PNW Landscape Plant Guide

brought to you by the plant geeks at Calendula Farm

Thimbleberry (Rubus parviflorus)

Many hikers of Pacific Northwest trails know Thimbleberry. It’s one of the two most well known native wild raspberries. Strong opinions are held regarding Thimbleberry or Salmonberry being the best. We’re not going to beat around the bushes here. We side with the Thimbleberry. It has a rich, deep, complex raspberry flavor, and the plant does not produce a ton of berries, the scarcity of which makes them even more enjoyable.

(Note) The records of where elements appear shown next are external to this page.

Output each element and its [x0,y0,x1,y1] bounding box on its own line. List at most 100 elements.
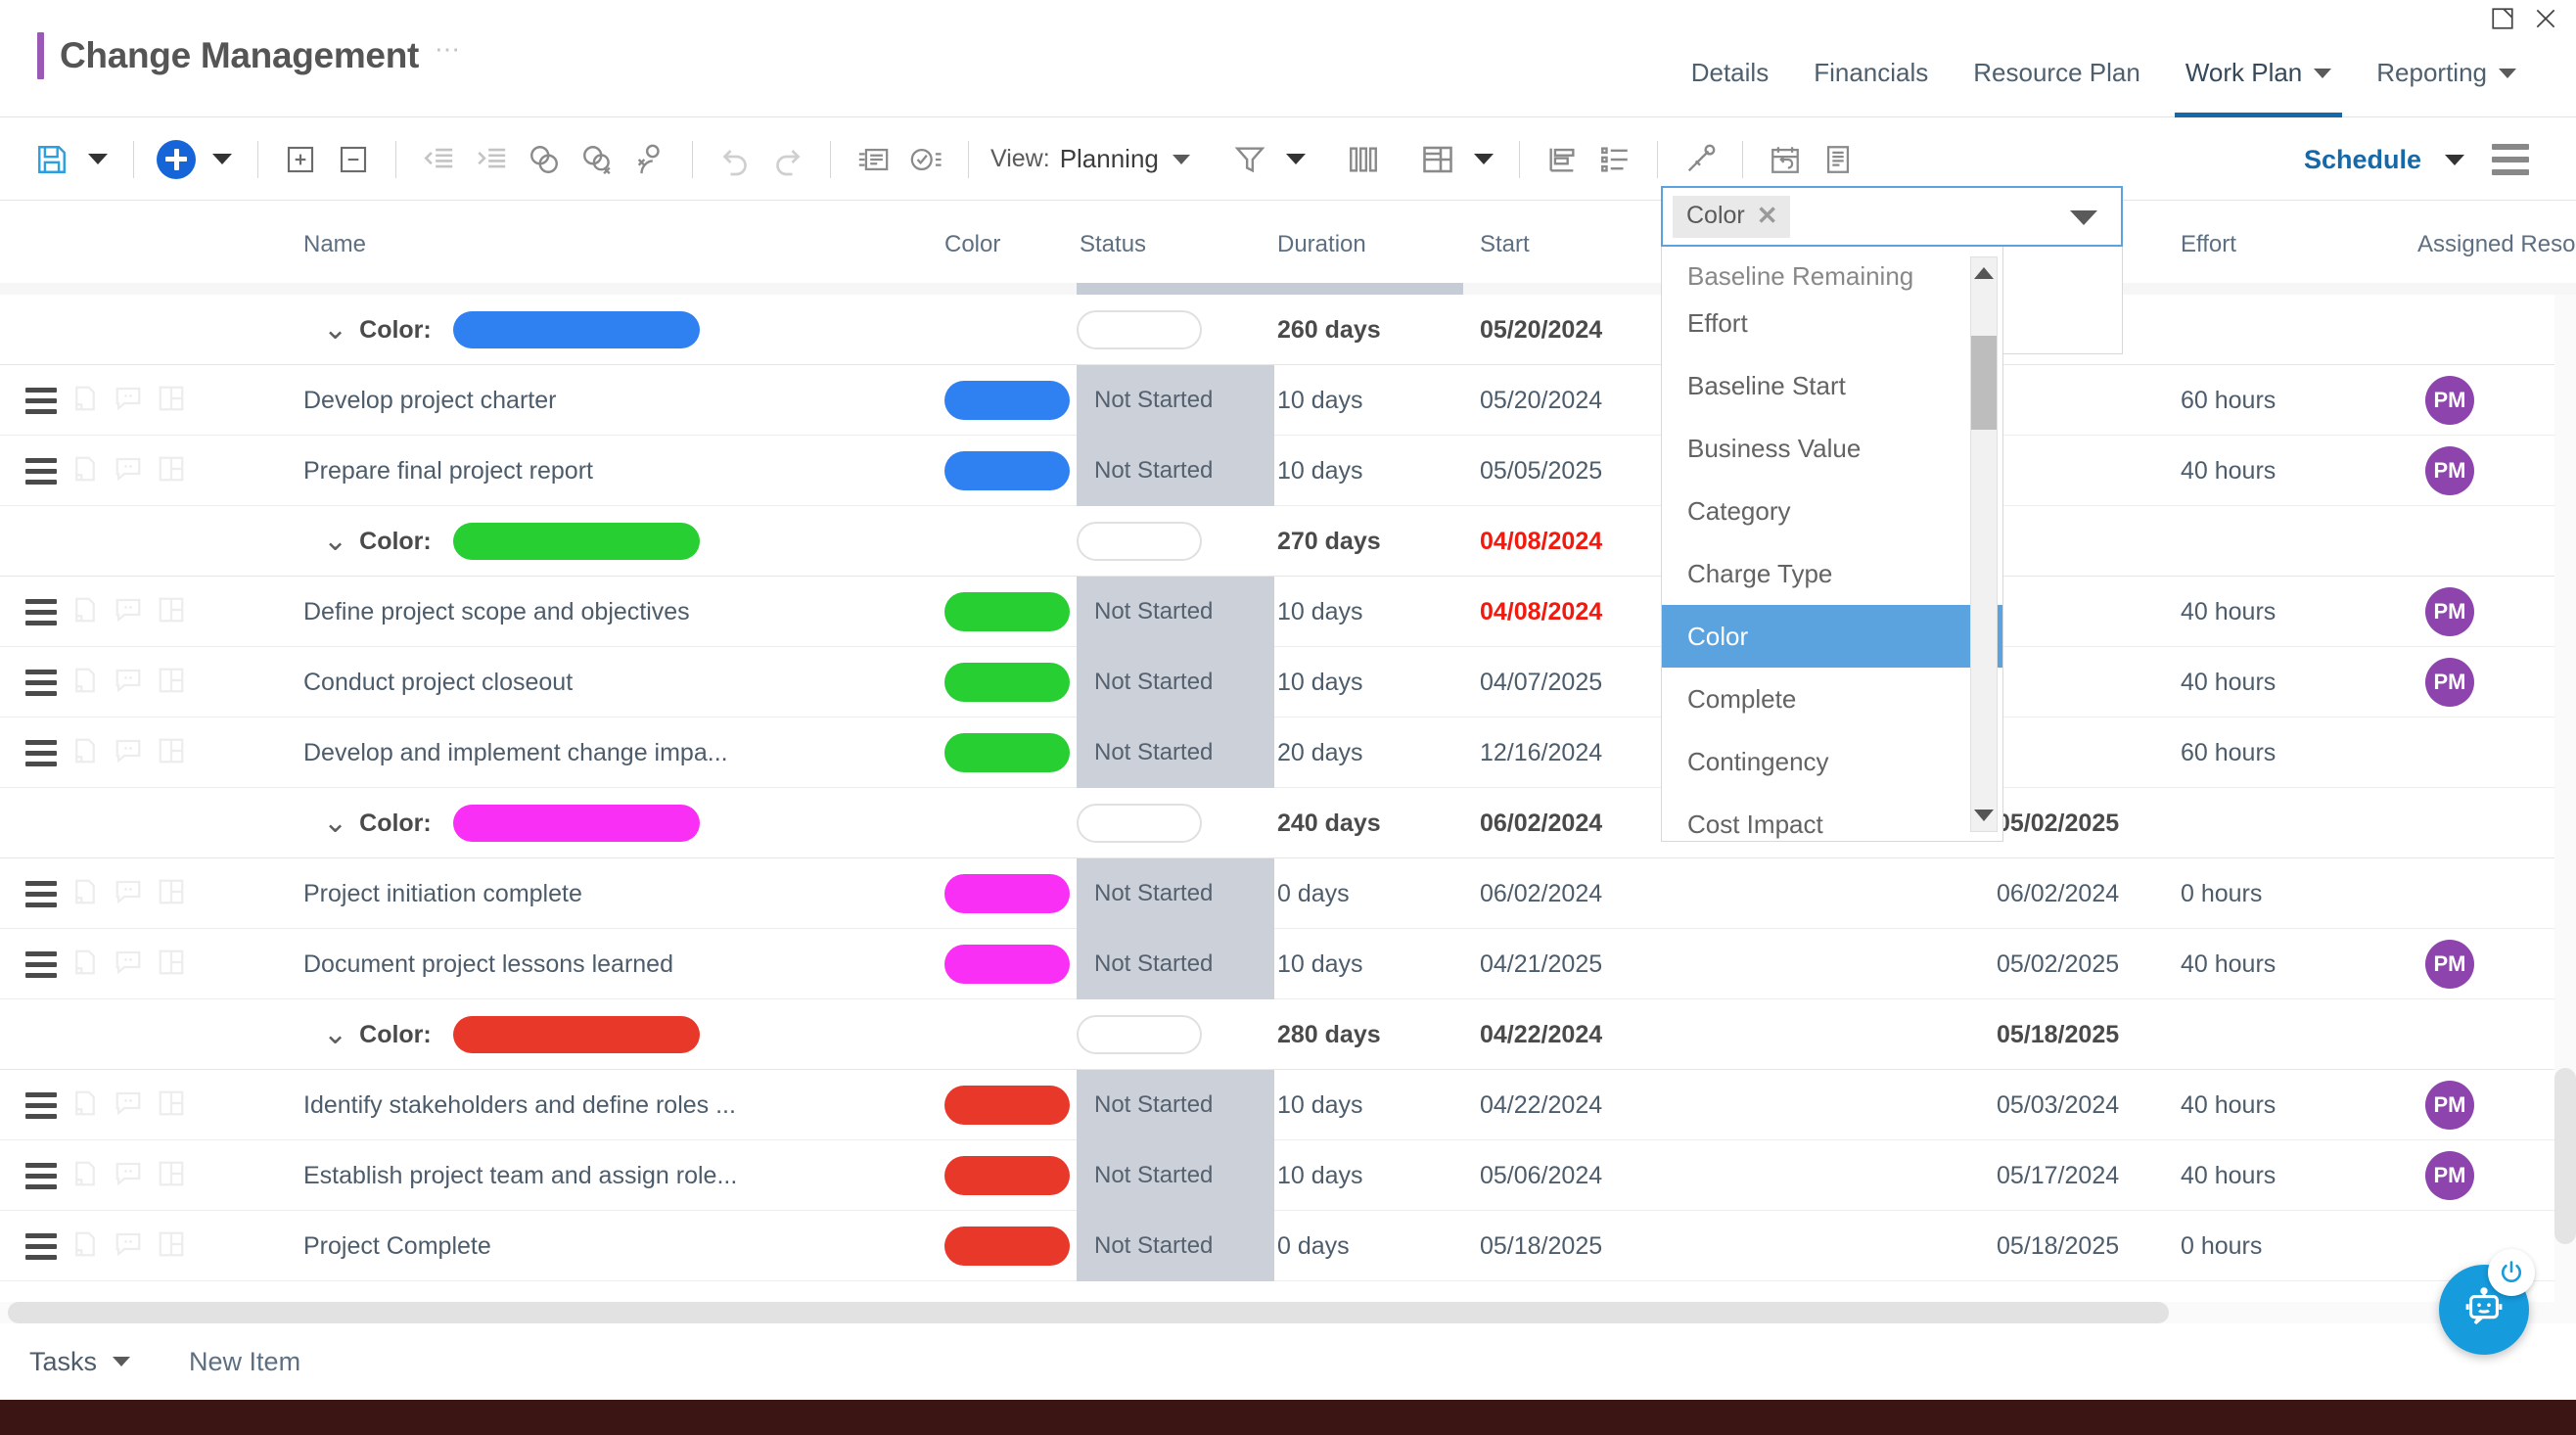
color-swatch-cell[interactable] [944,577,1070,647]
drag-handle-icon[interactable] [25,1091,57,1119]
group-row[interactable]: ⌄ Color: 270 days 04/08/2024 [0,506,2576,577]
group-header-cell[interactable]: ⌄ Color: [323,295,445,365]
calendar-revert-icon[interactable] [1759,133,1812,186]
color-swatch-cell[interactable] [944,1211,1070,1281]
sub-items-icon[interactable] [157,1088,186,1123]
status-badge[interactable]: Not Started [1077,718,1274,788]
color-swatch-cell[interactable] [944,718,1070,788]
table-row[interactable]: Project Complete Not Started 0 days 05/18/2… [0,1211,2576,1281]
table-row[interactable]: Prepare final project report Not Started 1… [0,436,2576,506]
notes-icon[interactable] [70,948,100,982]
avatar[interactable]: PM [2425,940,2474,989]
scroll-down-arrow-icon[interactable] [1974,810,1994,821]
sub-items-icon[interactable] [157,736,186,770]
field-option-cost-impact[interactable]: Cost Impact [1662,793,2002,841]
column-header-start[interactable]: Start [1480,231,1530,258]
drag-handle-icon[interactable] [25,669,57,696]
field-option-business-value[interactable]: Business Value [1662,417,2002,480]
effort-cell[interactable]: 40 hours [2181,929,2276,999]
finish-date-cell[interactable]: 05/18/2025 [1997,1211,2119,1281]
sub-items-icon[interactable] [157,948,186,982]
bottom-scroll-track[interactable] [0,1302,2576,1323]
sub-items-icon[interactable] [157,595,186,629]
color-swatch[interactable] [944,733,1070,772]
close-window-icon[interactable] [2533,6,2558,31]
hamburger-menu-icon[interactable] [2474,144,2547,175]
effort-cell[interactable]: 0 hours [2181,858,2262,929]
add-options-caret[interactable] [203,133,242,186]
tab-resource-plan[interactable]: Resource Plan [1951,58,2163,117]
drag-handle-icon[interactable] [25,1162,57,1189]
color-swatch[interactable] [944,874,1070,913]
finish-date-cell[interactable]: 05/02/2025 [1997,788,2119,858]
avatar[interactable]: PM [2425,587,2474,636]
field-option-charge-type[interactable]: Charge Type [1662,542,2002,605]
field-option-clipped[interactable]: Baseline Remaining [1662,247,2002,292]
table-row[interactable]: Project initiation complete Not Started 0 … [0,858,2576,929]
column-header-color[interactable]: Color [944,231,1000,258]
color-swatch-cell[interactable] [453,506,700,577]
tasks-dropdown[interactable]: Tasks [29,1347,131,1377]
indent-icon[interactable] [465,133,518,186]
color-swatch[interactable] [944,1156,1070,1195]
chevron-down-icon[interactable]: ⌄ [323,527,347,556]
field-picker-options-list[interactable]: Baseline Remaining Effort Baseline Start… [1661,247,2003,842]
table-row[interactable]: Define project scope and objectives Not S… [0,577,2576,647]
schedule-caret[interactable] [2435,133,2474,186]
grid-vertical-scroll-track[interactable] [2554,295,2576,1310]
drag-handle-icon[interactable] [25,739,57,766]
notes-icon[interactable] [70,666,100,700]
status-badge[interactable]: Not Started [1077,647,1274,718]
drag-handle-icon[interactable] [25,1232,57,1260]
task-details-icon[interactable] [847,133,899,186]
status-badge[interactable]: Not Started [1077,1211,1274,1281]
field-picker-input[interactable]: Color ✕ [1661,186,2123,247]
color-swatch[interactable] [944,592,1070,631]
sub-items-icon[interactable] [157,877,186,911]
chevron-down-icon[interactable]: ⌄ [323,315,347,345]
drag-handle-icon[interactable] [25,387,57,414]
drag-handle-icon[interactable] [25,457,57,485]
notes-icon[interactable] [70,1159,100,1193]
status-badge[interactable]: Not Started [1077,929,1274,999]
color-swatch-cell[interactable] [944,436,1070,506]
column-header-effort[interactable]: Effort [2181,231,2236,258]
start-date-cell[interactable]: 06/02/2024 [1480,858,1602,929]
undo-icon[interactable] [709,133,761,186]
duration-cell[interactable]: 10 days [1277,1070,1363,1140]
finish-date-cell[interactable]: 05/18/2025 [1997,999,2119,1070]
duration-cell[interactable]: 10 days [1277,1140,1363,1211]
finish-date-cell[interactable]: 05/02/2025 [1997,929,2119,999]
comments-icon[interactable] [114,1229,143,1264]
notes-icon[interactable] [70,454,100,488]
start-date-cell[interactable]: 04/08/2024 [1480,577,1602,647]
title-overflow-icon[interactable]: ⋯ [435,36,462,75]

Thimbleberries are hikers’ treats partly because their happy place is growing along trail edges, forest clearings, and roadsides. They love tucking in as understory plants at the open edges of forests where they get some shade on their backsides and some sun on their faces. They grow 2-3 feet tall and, like any raspberry, want to keep sending up new shoots to form a colony. In a well watered in a civilized garden they will spread quickly. If they push too far, use a shovel to chop the colony back to a preferred size. Thimbleberries work best in the urban landscape as a background plant or in a back corner under trees where they can fill in and define the boundary of your kingdom.

Thimbleberries have 1.5 inch flat white flowers which appear in late May and well into June. These turn to berries in a dome shape, sort of like half of a regular raspberry. The berry starts out pink and transitions to orange, then ripens in late June to deep red, sweet and wonderful.